In October 2020, the Bahamas issued the Sand Dollar, becoming the world’s first country to create a digital version of its traditional currency. To use the Bahamas Sand Dollar, commercial entities and citizens must enrol with an authorized financial institution.

Their digital currency is then deposited in an eWallet that can be accessed using a mobile phone application or a physical card. There are no transaction fees for individuals, and the transaction records become a profile of income and expenses that can be used for micro-loan applications.

The Eurosystem would bear its own costs, including those related to scheme management and settlement processing, but the idea of a compensation model between intermediaries and merchants will provide an incentive for the digital euro to be propagated and distributed. However, this will require stringent guardrails against inflated service charges from merchants.

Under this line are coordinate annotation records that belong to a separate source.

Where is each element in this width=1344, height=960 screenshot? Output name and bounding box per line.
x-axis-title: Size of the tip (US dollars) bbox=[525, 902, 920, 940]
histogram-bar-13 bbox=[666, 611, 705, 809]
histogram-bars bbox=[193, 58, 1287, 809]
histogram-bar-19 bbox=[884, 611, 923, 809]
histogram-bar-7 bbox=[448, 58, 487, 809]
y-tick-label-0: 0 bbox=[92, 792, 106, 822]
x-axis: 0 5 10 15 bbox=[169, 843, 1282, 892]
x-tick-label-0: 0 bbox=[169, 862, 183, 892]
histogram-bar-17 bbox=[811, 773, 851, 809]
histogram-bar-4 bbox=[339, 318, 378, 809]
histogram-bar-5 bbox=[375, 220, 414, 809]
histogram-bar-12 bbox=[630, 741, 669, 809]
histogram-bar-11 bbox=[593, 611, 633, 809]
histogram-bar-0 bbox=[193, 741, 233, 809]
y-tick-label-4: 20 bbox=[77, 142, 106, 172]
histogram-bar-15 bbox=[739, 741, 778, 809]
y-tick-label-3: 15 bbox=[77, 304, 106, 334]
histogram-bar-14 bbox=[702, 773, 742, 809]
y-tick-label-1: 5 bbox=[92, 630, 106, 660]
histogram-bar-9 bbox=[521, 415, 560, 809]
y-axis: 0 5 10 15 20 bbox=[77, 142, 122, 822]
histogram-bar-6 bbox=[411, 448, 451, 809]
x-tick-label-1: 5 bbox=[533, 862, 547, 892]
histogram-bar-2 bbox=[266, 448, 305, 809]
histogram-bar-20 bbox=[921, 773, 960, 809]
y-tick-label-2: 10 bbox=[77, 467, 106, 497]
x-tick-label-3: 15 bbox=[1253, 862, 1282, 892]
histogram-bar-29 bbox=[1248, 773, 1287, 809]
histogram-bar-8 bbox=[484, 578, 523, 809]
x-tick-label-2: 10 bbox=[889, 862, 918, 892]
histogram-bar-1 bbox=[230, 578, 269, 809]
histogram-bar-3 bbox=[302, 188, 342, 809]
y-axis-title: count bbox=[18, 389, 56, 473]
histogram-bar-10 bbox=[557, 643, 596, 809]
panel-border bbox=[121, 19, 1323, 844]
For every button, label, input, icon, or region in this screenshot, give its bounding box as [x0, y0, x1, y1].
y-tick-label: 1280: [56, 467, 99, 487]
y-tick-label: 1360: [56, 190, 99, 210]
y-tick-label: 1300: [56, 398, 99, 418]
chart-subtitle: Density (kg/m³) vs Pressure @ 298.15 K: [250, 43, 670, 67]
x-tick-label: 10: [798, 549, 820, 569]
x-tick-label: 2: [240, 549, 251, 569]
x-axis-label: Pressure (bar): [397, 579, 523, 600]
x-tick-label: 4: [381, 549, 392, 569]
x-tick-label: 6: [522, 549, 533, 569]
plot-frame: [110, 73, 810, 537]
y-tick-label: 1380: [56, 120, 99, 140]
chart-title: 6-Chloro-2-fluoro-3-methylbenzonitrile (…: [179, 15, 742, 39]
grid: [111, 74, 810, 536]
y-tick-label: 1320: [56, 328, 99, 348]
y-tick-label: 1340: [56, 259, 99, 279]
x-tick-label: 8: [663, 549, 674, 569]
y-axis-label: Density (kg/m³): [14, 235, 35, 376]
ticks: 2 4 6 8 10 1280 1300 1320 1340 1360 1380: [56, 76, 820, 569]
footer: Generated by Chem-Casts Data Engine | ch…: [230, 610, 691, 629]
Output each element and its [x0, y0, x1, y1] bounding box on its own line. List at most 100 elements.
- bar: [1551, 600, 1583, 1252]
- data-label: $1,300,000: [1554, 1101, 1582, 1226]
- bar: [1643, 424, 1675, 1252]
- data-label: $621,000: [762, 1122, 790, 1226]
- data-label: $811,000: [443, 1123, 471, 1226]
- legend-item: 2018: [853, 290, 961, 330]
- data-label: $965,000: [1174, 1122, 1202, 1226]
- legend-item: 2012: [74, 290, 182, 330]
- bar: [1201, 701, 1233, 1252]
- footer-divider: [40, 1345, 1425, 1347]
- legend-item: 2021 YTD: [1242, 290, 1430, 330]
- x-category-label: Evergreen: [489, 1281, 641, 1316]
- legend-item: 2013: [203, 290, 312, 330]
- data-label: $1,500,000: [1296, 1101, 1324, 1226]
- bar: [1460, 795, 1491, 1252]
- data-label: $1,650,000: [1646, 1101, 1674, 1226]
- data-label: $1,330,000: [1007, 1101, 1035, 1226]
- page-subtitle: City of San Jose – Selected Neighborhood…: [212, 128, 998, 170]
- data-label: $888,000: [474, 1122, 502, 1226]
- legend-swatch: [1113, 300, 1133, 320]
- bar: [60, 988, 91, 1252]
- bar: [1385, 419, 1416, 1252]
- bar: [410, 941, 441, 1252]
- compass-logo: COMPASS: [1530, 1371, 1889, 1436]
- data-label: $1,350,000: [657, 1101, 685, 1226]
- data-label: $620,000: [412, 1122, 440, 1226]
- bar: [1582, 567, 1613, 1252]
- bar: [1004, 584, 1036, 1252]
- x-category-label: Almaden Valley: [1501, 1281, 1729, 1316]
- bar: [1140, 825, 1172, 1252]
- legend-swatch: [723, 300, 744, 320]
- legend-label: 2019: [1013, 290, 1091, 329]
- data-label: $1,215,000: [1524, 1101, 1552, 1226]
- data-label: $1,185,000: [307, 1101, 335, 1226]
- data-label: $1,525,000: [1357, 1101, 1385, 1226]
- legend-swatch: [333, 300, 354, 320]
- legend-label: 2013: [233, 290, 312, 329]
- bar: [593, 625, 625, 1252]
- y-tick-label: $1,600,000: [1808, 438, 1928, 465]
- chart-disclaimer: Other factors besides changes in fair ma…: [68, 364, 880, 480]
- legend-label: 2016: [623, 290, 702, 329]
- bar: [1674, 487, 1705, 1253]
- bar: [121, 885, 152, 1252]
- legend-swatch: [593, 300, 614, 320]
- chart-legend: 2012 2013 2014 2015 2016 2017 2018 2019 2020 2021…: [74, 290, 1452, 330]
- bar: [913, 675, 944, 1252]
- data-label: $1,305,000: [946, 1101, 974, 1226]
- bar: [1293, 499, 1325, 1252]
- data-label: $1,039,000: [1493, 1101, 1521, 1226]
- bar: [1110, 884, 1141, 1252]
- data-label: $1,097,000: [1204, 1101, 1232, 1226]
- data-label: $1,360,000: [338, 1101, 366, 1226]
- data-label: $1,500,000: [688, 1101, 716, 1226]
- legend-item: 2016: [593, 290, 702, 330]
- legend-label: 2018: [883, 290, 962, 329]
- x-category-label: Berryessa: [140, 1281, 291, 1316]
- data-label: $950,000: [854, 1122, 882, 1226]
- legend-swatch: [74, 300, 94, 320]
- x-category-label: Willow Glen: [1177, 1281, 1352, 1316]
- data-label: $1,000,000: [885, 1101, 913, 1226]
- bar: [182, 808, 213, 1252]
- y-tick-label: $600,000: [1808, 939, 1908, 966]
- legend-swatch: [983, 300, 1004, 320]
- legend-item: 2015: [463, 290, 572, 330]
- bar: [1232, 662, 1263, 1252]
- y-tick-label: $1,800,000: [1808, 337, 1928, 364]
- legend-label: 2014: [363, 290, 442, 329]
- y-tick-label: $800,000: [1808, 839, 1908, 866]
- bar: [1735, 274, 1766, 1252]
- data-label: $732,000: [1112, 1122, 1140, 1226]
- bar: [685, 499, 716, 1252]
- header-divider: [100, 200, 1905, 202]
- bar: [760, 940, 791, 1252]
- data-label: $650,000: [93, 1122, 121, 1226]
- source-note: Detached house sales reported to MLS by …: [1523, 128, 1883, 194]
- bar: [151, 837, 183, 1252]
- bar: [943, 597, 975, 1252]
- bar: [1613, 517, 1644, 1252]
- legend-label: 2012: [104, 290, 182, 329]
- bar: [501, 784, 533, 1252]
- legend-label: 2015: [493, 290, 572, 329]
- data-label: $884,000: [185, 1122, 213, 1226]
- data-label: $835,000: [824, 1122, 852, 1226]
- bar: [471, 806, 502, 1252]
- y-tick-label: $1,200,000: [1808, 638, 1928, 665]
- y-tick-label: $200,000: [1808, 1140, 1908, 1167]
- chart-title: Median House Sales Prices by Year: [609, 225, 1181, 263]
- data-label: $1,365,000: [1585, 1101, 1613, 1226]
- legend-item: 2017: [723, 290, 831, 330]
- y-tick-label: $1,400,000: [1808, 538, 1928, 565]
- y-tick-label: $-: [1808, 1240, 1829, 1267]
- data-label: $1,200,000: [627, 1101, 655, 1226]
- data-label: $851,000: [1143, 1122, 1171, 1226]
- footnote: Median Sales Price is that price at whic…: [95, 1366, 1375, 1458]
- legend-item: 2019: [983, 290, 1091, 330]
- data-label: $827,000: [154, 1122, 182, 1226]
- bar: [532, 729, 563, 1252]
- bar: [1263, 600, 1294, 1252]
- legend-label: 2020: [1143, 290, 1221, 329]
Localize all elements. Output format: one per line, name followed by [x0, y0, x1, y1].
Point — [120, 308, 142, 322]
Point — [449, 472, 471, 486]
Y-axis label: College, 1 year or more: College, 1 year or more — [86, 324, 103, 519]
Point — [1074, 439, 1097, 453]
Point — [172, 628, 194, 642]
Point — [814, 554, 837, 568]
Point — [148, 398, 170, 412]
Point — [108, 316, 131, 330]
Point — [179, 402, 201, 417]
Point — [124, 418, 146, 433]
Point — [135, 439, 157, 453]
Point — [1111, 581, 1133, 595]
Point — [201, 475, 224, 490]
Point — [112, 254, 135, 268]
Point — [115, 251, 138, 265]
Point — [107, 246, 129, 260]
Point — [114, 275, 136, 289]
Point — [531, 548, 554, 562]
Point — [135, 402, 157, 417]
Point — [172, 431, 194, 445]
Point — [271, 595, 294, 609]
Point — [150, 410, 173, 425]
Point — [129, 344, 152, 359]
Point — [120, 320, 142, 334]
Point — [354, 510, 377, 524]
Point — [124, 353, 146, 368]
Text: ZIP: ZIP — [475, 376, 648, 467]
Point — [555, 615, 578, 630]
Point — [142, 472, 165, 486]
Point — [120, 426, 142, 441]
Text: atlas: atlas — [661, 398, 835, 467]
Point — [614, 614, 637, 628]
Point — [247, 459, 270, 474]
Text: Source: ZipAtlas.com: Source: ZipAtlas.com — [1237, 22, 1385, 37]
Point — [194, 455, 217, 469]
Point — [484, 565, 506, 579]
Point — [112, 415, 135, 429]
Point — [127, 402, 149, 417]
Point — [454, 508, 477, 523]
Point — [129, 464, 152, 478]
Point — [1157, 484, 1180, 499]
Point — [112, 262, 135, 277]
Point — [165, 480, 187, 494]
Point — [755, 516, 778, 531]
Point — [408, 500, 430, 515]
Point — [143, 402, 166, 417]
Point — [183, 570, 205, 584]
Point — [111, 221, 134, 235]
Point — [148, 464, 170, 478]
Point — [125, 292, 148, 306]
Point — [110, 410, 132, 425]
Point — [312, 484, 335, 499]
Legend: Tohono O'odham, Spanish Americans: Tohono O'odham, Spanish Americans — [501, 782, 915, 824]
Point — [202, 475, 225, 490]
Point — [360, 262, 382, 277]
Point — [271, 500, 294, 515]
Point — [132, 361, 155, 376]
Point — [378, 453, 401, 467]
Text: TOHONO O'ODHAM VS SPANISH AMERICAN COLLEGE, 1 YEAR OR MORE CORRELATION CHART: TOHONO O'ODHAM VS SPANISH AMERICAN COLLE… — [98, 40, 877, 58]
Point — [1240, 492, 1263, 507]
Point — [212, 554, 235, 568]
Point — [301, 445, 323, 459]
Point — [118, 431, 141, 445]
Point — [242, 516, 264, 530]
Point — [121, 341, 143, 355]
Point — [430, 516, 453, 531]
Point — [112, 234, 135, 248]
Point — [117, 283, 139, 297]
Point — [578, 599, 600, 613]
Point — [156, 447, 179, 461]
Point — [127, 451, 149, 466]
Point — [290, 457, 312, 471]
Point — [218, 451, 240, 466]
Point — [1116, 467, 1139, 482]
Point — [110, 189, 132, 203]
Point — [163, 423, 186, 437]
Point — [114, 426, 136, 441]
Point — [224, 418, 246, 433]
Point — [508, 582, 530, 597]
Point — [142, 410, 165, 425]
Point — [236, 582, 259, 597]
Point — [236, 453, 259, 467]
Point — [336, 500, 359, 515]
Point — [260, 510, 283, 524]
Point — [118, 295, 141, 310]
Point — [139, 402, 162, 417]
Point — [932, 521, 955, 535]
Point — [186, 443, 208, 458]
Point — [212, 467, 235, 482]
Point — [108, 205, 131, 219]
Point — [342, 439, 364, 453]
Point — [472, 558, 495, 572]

Part of the vision is for the digital euro to function like an online wallet that offers secure and cost-free electronic payment options. The digital euro will be guaranteed by the ECB. The ECB, commercial banks, and digital wallet service providers will manage the distribution. However, only residents of the EU area and their citizens abroad will have access to the digital euro.

CBDCs are comparable to—but not the same as—stablecoins. Some stablecoins are private, stabilized cryptocurrencies pegged to another currency, commodity, or financial instrument with the objective of maintaining a relatively stable value over time. Unlike cryptocurrencies, which are decentralized, CBDCs are state-issued and operated.

Bankers, regulators, scholars, and consumer groups fear that the new CBDC may provide only moderate improvement compared to existing accounts and may undermine the commercial banking sector. To address these concerns, the ECB plans to cap individual ownership of digital euros.

This measure aims to provide some measure of protection to the commercial banking sector while competing against credit card companies that are domiciled elsewhere. This decision by the ECB sets it apart from other central banks in the G7 nations. Several countries, including China, Sweden, and Nigeria, have already launched digital currencies or pilot projects.

As of June 2022, quite a few countries have officially launched their CBDCs. Nine of them were in the Caribbean—The Bahamas, Jamaica, and all the Eastern Caribbean Currency Union members, except Anguilla, which elected to conduct a pilot. Belize, Brazil, and Haiti are currently developing CBDCs.

Other countries are in the research phase of product development. The Bank of Canada is researching potential system designs and business models for a digital currency that, like a banknote, would be secure and accessible.